Медальон с изображением Руссо, который Толстой носил в пятнадцать лет, на Кавказ, наверное, взят не был, однако «Исповедь» и «Новую Элоизу» он перечитал в Старогладковской еще раз, и след этого чтения вполне отчетлив, когда составляется план большого романа. Чувствительность женевского писателя, нередко чрезмерная до экзальтации, едва ли могла безоглядно увлечь начинающего прозаика, который проникся верой, что «действительность лучше воображаемого». Однако присущий Руссо дар самоанализа, причем, насколько допустимо, не обходящего стороной факты неприятные или даже постыдные, оказывается для Толстого школой, которую необходимо пройти, чтобы стать писателем — настоящим и не похожим ни на кого другого. План «моего романа до Тифлиса» подчинен этой задаче постижения своей человеческой сущности. Как и Руссо, Толстой намерен выстроить книгу, выделяя в каждой «эпохе развития» некую доминирующую страсть, которой подчинены помыслы и поступки героя. Толстой обозначает эти страсти по-своему: «характеристические черты».
Поскольку такими чертами в детстве были признаны теплота и верность чувства, на страницах первой повести не могло найтись места ни для отцовского самоуправства, ни для убитых щенков. Отрочество, юность мыслились как время намного более сложное, соединяющее в себе разнохарактерные побуждения. Возможно, поэтому две следующие части трилогии дались Толстому труднее, чем ее начало, и результат не совсем его удовлетворил. Некрасову он жаловался, что стеснен «принужденной связью последующих частей с предыдущею», из-за чего пришлось, например, досказывать в «Отрочестве» печальную одиссею Карла Иваныча. Намеченный план повествования о пробудившемся скептицизме и чувстве гордости этого, конечно, не предусматривал.
План в итоге и не был реализован: молодость осталась неописанной, а заключительные части трилогии отклонились от первоначального замысла. Но не ослабел пафос самоанализа, основанного на пристальном наблюдении за своими не всегда ясными душевными порывами и тревогами. По-прежнему интересным для Толстого остается главным образом постижение самого себя.

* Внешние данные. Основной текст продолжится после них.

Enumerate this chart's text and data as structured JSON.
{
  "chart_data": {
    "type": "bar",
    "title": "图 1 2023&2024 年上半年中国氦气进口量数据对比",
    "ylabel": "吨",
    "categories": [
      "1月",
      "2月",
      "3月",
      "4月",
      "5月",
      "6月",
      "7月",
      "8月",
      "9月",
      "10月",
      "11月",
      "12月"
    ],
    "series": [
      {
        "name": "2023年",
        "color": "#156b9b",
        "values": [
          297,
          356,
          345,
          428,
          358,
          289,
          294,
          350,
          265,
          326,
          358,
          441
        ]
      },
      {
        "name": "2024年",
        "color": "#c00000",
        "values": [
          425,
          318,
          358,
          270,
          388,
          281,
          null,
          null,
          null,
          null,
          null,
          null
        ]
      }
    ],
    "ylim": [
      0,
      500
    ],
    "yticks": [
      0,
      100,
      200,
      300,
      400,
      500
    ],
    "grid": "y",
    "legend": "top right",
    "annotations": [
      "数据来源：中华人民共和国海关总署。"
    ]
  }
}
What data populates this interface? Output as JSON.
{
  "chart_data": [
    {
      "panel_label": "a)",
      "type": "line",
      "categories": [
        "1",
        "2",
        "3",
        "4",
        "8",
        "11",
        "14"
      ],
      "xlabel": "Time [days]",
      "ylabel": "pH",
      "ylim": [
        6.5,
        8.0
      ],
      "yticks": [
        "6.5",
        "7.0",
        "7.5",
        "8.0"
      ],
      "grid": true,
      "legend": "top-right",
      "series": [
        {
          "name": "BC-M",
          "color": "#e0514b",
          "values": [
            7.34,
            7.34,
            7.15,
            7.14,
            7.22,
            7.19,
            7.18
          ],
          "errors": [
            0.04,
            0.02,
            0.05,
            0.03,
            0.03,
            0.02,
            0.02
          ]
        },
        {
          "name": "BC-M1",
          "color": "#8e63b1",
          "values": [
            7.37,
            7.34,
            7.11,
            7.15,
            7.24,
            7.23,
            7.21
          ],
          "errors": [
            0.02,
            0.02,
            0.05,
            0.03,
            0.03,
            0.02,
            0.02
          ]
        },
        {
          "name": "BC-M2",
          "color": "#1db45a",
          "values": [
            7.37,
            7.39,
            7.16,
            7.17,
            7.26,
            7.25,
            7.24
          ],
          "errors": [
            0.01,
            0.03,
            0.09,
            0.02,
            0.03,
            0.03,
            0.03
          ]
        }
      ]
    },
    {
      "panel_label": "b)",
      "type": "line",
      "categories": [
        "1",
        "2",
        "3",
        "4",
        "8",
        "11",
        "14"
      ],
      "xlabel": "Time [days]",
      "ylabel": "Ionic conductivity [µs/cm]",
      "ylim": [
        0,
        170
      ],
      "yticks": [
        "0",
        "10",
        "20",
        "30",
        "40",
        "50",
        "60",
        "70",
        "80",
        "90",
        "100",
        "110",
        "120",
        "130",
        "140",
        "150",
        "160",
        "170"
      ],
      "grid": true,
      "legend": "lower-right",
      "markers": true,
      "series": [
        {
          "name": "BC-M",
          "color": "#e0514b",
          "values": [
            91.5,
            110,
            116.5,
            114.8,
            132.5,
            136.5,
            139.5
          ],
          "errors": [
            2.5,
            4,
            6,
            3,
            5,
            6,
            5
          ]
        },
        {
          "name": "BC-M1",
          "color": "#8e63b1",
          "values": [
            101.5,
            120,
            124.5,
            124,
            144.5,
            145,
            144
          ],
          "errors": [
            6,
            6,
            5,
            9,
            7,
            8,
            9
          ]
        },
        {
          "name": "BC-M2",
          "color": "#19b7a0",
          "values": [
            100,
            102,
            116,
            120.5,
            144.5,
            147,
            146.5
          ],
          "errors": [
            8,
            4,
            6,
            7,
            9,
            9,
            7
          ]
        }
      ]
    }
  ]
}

Оно — это, пожалуй, наиболее важный урок, который извлечен из размышлений о жизненном опыте описываемых лет, — становится верным только после того, как казавшееся исключительно своим и неповторимым обнаруживает некое созвучие пережитому многими поколениями или, может быть, даже всем человечеством. Юный Николенька эгоцентричен, как свойственно этому возрасту, поэтому мир в его восприятии обладает каким-то смыслом только в той мере, насколько предметы и образы значимы для подростка, в силу разных причин заметившего их и оценившего. Мимоходом упомянут Шеллинг, однако скептицизм героя вовсе не философский — это обычная, с годами проходящая сосредоточенность на одном себе, когда «существуют не предметы, а мое отношение к ним», и, увидев в окно клячу водовоза, думаешь не об ее незавидной участи, а о том, в какое животное или человека перейдет ее душа.